Dyn-HaMR：从动态相机中恢复4D交互手部运动 (Dyn-HaMR: Recovering 4D Interacting Hand Motion from a Dynamic Camera)

We propose Dyn-HaMR, to the best of our knowledge, the first approach to reconstruct 4D global hand motion from monocular videos recorded by dynamic cameras in the wild. Reconstructing accurate 3D hand meshes from monocular videos is a crucial task for understanding human behaviour, with significant applications in augmented and virtual reality (AR/VR). However, existing methods for monocular hand reconstruction typically rely on a weak perspective camera model, which simulates hand motion within a limited camera frustum. As a result, these approaches struggle to recover the full 3D global trajectory and often produce noisy or incorrect depth estimations, particularly when the video is captured by dynamic or moving cameras, which is common in egocentric scenarios.

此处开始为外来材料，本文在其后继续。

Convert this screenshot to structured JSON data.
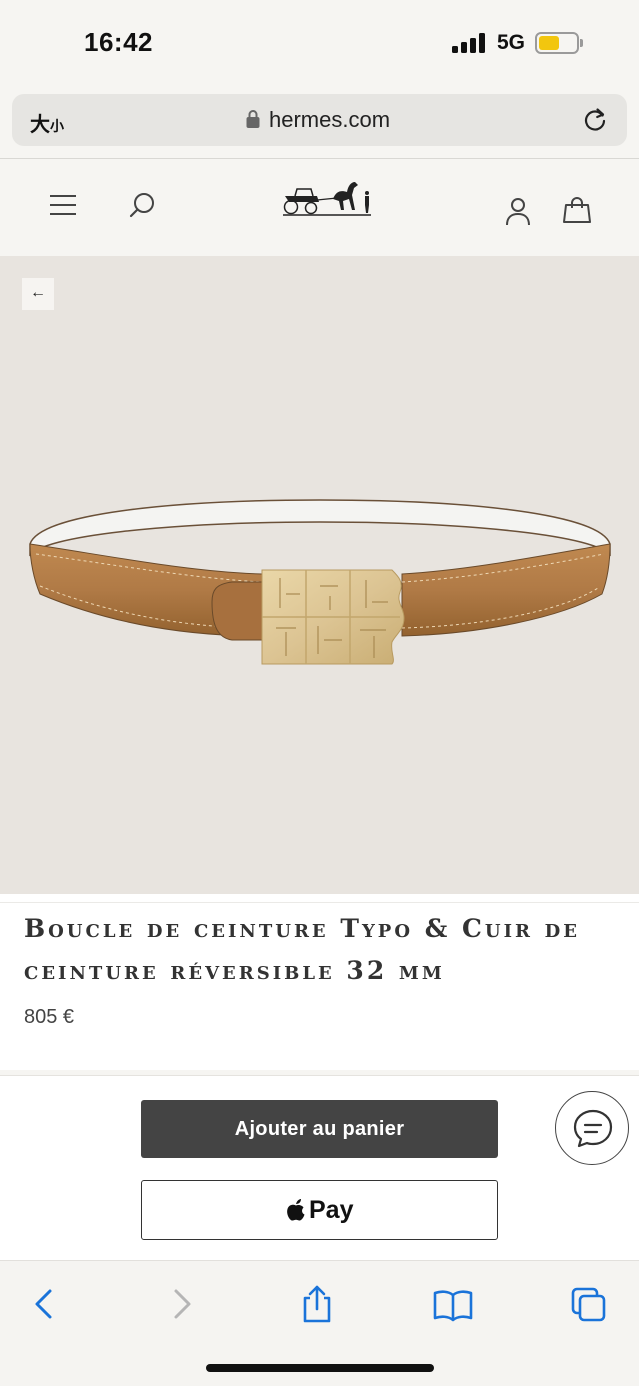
{
  "status_bar": {
    "time": "16:42",
    "network": "5G",
    "battery_level": 0.55,
    "battery_color": "#f2c60f"
  },
  "browser": {
    "text_size_label": "大",
    "text_size_label_small": "小",
    "url": "hermes.com",
    "lock_icon": "lock-icon",
    "reload_icon": "reload-icon"
  },
  "site_header": {
    "menu_icon": "hamburger-menu-icon",
    "search_icon": "search-icon",
    "logo": "hermes-carriage-logo",
    "account_icon": "account-icon",
    "bag_icon": "shopping-bag-icon"
  },
  "product": {
    "back_label": "←",
    "title": "Boucle de ceinture Typo & Cuir de ceinture réversible 32 mm",
    "price": "805 €",
    "image": "belt-product-image",
    "colors": {
      "leather": "#b07a46",
      "reverse_side": "#f4f4f2",
      "buckle": "#dcc493"
    }
  },
  "actions": {
    "add_to_cart_label": "Ajouter au panier",
    "apple_pay_label": "Pay",
    "chat_icon": "chat-icon"
  },
  "toolbar": {
    "back_icon": "chevron-left-icon",
    "forward_icon": "chevron-right-icon",
    "share_icon": "share-icon",
    "bookmarks_icon": "book-icon",
    "tabs_icon": "tabs-icon",
    "accent": "#1a73d9"
  }
}
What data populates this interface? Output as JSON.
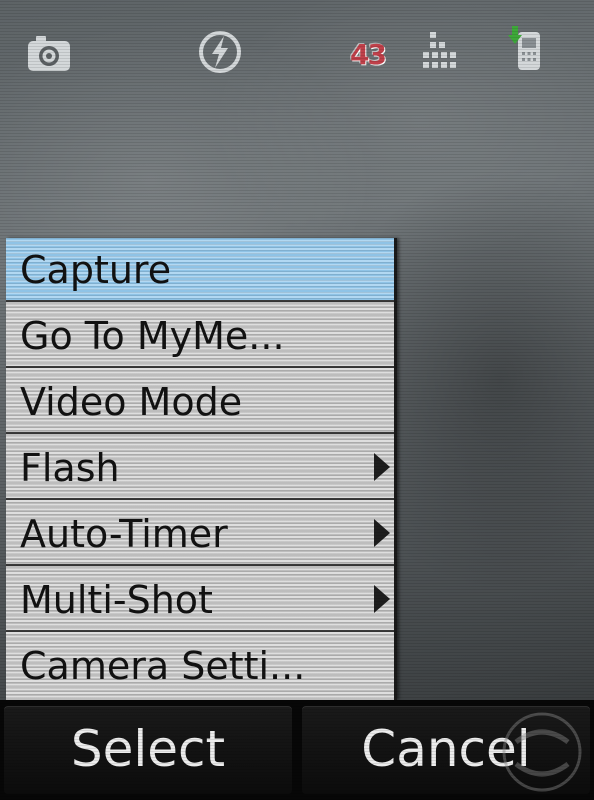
{
  "status_bar": {
    "icons": [
      "camera-icon",
      "flash-icon",
      "signal-bars-icon",
      "phone-download-icon"
    ],
    "battery_value": "43"
  },
  "menu": {
    "selected_index": 0,
    "items": [
      {
        "label": "Capture",
        "has_submenu": false
      },
      {
        "label": "Go To MyMe...",
        "has_submenu": false
      },
      {
        "label": "Video Mode",
        "has_submenu": false
      },
      {
        "label": "Flash",
        "has_submenu": true
      },
      {
        "label": "Auto-Timer",
        "has_submenu": true
      },
      {
        "label": "Multi-Shot",
        "has_submenu": true
      },
      {
        "label": "Camera Setti...",
        "has_submenu": false
      }
    ]
  },
  "softkeys": {
    "left": "Select",
    "right": "Cancel"
  },
  "colors": {
    "selection": "#9fcdee",
    "menu_bg": "#d0d0d0",
    "battery_text": "#c0404a",
    "softkey_text": "#ececec"
  },
  "watermark": {
    "icon": "phonescoop-watermark-icon"
  }
}
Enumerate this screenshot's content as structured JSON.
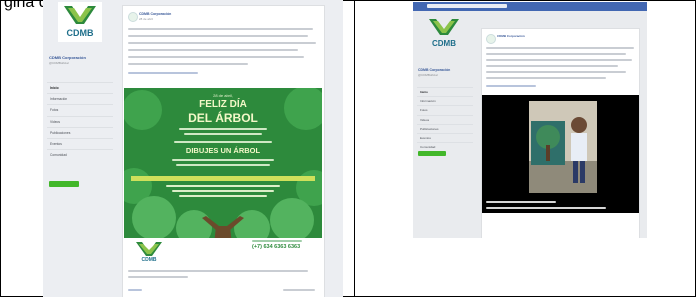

Our Dyn-HaMR consists of a multi-stage, multi-objective optimization pipeline, that factors in (i) simultaneous localization and mapping (SLAM) to robustly estimate relative camera motion, (ii) an interacting-hand prior for generative infilling and to refine the interaction dynamics, ensuring plausible recovery under (self-)occlusions, and (iii) hierarchical initialization through a combination of state-of-the-art hand tracking methods. Through extensive evaluations on both in-the-wild and indoor datasets, we show that our approach significantly outperforms state-of-the-art methods in terms of 4D global mesh recovery. This establishes a new benchmark for hand motion reconstruction from monocular video with moving cameras. Our project page is at https://dyn-hamr.github.io/.

翻译：我们提出了Dyn-HaMR，据我们所知，这是首个从野外动态相机拍摄的单目视频中重建4D全局手部运动的方法。从单目视频中重建精确的3D手部网格是理解人类行为的关键任务，在增强现实和虚拟现实（AR/VR）中具有重要应用。然而，现有的单目手部重建方法通常依赖于弱透视相机模型，该模型在有限的相机视锥内模拟手部运动。因此，这些方法难以恢复完整的3D全局轨迹，并且经常产生噪声或错误的深度估计，尤其是在视频由动态或移动相机（这在以自我为中心的视角场景中很常见）拍摄时。我们的Dyn-HaMR包含一个多阶段、多目标的优化流程，该流程综合考虑了：（i）同时定位与地图构建（SLAM）以稳健地估计相对相机运动，（ii）用于生成式填充和优化交互动态的交互手部先验，确保在（自）遮挡下实现合理的恢复，以及（iii）通过结合最先进的手部跟踪方法进行分层初始化。通过在野外和室内数据集上的广泛评估，我们表明，在4D全局网格恢复方面，我们的方法显著优于现有最先进的方法。这为从移动相机拍摄的单目视频中进行手部运动重建建立了一个新的基准。我们的项目页面位于 https://dyn-hamr.github.io/。